NinjaGameDev
NinjaGameDev

Reputation: 93

How to avoid too many arguments in a function. C++

I am making a small game in my small game engine made with OpenGL c++. I have to make many classes like Camera, BatchRenderer, AudioEngine, ParticleEngine, Level, Player, Zombie, Humans, etc. Now Player have to interact with classes like Camera, BatchRenderer, AudioEngine, ParticleEngine, level data from Level class, Zombie, Human, etc. And i am passing most of them by reference which are initialized in my Main Game class.

// AudioEngine and ParticleEngine which is created in Main Game class and Player need to play sound and simulate particles. TextureID, position, radius(size), rotation, depth and color are needed to render the player.

Player::Player(AudioEngine& a_audioEngine, ParticleEngine& a_particleEngine
               GLuint a_textureID, glm::vec2 a_position, float a_radius,
               float a_rotation, float a_depth, Color a_color)
{...}

// Camera for checking if the player is in view. levelData, zombies, humans to check collision detection with Player.

void Player::update(Camera& camera, std::vector<std::string>& levelData,
                    std::vector<Zombie>& zombies, std::vector<Human>& humans,
                    float deltaTime)

Here you can see too many arguments are passed to player class and also need more in the future. But I read many people saying the it is bad to have more than two or three arguments in a function. And In my game there are many classes which take more than 5 or 6 arguments.
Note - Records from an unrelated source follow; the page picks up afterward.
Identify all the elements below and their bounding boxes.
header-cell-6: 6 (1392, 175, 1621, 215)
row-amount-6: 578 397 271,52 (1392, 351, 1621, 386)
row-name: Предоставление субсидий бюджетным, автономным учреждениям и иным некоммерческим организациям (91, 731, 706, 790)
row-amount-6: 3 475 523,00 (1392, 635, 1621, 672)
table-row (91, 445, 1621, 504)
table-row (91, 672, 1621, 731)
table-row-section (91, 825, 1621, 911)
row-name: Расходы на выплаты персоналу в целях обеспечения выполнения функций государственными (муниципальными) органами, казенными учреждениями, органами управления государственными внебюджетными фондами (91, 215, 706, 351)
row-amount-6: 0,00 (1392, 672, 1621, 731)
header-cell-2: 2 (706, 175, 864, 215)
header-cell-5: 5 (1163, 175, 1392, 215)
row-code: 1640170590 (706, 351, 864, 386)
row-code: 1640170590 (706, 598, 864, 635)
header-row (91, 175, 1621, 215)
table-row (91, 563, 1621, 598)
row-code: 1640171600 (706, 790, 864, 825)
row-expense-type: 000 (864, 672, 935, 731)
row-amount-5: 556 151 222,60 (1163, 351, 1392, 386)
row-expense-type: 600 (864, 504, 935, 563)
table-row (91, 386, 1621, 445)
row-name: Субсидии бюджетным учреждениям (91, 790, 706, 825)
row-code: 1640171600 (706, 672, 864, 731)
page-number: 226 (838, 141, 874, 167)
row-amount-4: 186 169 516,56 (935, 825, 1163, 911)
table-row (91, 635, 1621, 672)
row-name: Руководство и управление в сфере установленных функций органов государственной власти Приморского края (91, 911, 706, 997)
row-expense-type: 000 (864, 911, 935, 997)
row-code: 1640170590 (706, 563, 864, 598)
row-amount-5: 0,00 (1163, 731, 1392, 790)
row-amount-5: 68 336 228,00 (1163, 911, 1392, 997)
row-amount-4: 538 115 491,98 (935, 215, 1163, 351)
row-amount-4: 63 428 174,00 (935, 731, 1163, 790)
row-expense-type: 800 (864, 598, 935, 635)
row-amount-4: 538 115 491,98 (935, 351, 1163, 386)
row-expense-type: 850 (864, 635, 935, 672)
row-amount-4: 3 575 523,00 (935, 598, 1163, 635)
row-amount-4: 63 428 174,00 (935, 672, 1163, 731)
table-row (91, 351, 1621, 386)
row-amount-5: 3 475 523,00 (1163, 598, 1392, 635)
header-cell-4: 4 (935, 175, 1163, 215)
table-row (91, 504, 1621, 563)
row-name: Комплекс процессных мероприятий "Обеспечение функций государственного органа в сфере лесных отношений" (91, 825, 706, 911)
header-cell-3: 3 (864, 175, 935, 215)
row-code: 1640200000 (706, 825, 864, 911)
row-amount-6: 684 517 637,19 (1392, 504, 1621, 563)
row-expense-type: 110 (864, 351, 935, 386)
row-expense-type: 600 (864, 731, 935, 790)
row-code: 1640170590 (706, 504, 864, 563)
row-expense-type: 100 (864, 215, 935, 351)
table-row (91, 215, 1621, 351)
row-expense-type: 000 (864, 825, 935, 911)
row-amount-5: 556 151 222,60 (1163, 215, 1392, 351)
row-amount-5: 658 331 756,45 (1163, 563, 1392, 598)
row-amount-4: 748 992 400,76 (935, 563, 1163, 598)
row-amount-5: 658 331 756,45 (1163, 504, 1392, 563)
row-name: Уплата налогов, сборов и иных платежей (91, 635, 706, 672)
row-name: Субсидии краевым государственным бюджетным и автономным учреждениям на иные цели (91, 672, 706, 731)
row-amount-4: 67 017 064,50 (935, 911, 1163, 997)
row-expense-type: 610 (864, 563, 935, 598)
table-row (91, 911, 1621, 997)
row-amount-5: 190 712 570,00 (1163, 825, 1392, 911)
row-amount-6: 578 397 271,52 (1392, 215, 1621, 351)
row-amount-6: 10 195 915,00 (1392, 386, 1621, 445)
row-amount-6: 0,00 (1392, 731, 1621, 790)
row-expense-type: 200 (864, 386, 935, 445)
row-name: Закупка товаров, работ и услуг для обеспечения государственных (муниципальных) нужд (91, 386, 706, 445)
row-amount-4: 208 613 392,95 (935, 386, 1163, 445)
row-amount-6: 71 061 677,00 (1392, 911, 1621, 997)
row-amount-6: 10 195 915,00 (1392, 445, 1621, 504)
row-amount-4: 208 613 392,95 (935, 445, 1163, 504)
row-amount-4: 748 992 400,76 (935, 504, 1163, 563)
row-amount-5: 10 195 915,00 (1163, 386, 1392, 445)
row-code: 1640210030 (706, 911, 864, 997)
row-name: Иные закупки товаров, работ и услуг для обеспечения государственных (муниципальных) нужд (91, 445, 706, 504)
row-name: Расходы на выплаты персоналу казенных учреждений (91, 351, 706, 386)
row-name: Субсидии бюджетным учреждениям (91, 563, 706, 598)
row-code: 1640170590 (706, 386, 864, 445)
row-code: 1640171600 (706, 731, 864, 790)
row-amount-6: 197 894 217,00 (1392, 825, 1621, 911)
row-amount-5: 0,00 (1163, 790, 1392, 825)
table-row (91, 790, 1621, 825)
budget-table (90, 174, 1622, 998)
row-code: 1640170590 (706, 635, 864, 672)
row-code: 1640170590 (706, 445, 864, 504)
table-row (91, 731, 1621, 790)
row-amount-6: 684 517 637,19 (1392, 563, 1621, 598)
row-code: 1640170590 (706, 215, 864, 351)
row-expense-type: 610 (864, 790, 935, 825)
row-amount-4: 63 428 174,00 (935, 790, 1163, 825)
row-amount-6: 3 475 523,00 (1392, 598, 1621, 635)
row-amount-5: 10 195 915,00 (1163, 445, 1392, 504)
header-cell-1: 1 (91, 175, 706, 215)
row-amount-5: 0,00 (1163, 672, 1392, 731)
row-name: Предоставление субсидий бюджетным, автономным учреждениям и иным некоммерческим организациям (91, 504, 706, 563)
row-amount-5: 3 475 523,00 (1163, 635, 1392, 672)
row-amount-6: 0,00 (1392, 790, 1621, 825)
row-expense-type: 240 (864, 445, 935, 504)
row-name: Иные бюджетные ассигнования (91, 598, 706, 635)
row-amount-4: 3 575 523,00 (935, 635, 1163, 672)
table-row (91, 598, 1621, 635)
Is this right for a game Or Is it is a bad practice? Please tell me how can i solve this problem.

Sorry for bad English. Thank you very much for reading.

Upvotes: 2

Views: 4486

Answers (4)

brucehi
brucehi

Reputation: 26

use a struct contians the similar argumensts, such as:

struct Shape {
  float a_radius;
  float a_rotation;
  float a_depth;
  Color a_color;
  // ...
};

Player::Player(Shape& shape);

Upvotes: 0

Richard Hodges
Richard Hodges

Reputation: 69902

If you're really concerned about it you can pass arguments in a struct. It's no less efficient as far as the compiler is concerned.

If you have c++17, you can unpack the struct with a structured binding for readability.

If you have c++20 you can create the struct with named initialisation.

e.g:

#include <string>

struct vec {
    double x, y, z;
};

struct func_args {
    int a;
    std::string b;
    double c;
    vec x , y , z;
};

void foo(std::string const&, vec const&);

void func(func_args const& args) {
    // c++17 feature - structured binding (in this case by reference)
    auto& [a, b, c, x, y, z] = args;
    foo(b, x);
}

// or by value...
void func(func_args&& args) {
    auto [a, b, c, x, y, z] = std::move(args);
    foo(b, x);
}

void test()
{
    // c++20 feature (and gcc extension prior). Named initialisation.
    func({ .a = 0, .b = "alien", .c = 0.0, 
        .x = { -1, 1, 0}, 
        .y = { -1, 1, 0}, 
        .z = { -1, 1, 0}});

    auto const args2 = func_args { 
        .a = 0, .b = "alien", .c = 0.0, 
        .x = { -1, 1, 0}, 
        .y = { -1, 1, 0}, 
        .z = { -1, 1, 0}};
    func(args2);
}

C++ looks more like javascript every year :)

Upvotes: 0

lalit gangwar
lalit gangwar

Reputation: 401

Having too many arguments in function is bad, but it is not scalable and clean. It cause user of function inconvenient and for you it would be hard to maintain also. You can not add or delete parameter in function it would take lots of time to do that. One more thing you don't need to make too long struct also. If struct become too long split into meaningful structs.

Upvotes: 0

Thomas Caissard
Thomas Caissard

Reputation: 866

Having too many argument is bad only if you call your function a lot of time in your program as you pay the cost of putting the parameter of your function on the stack plus the indirection of the function call.

If you are not calling those functions a lot of time then don't bother packing the variables.

If you need the pack the variable, you can just put them into a struct and pass a single argument to the function (usually a reference to avoid the copy)!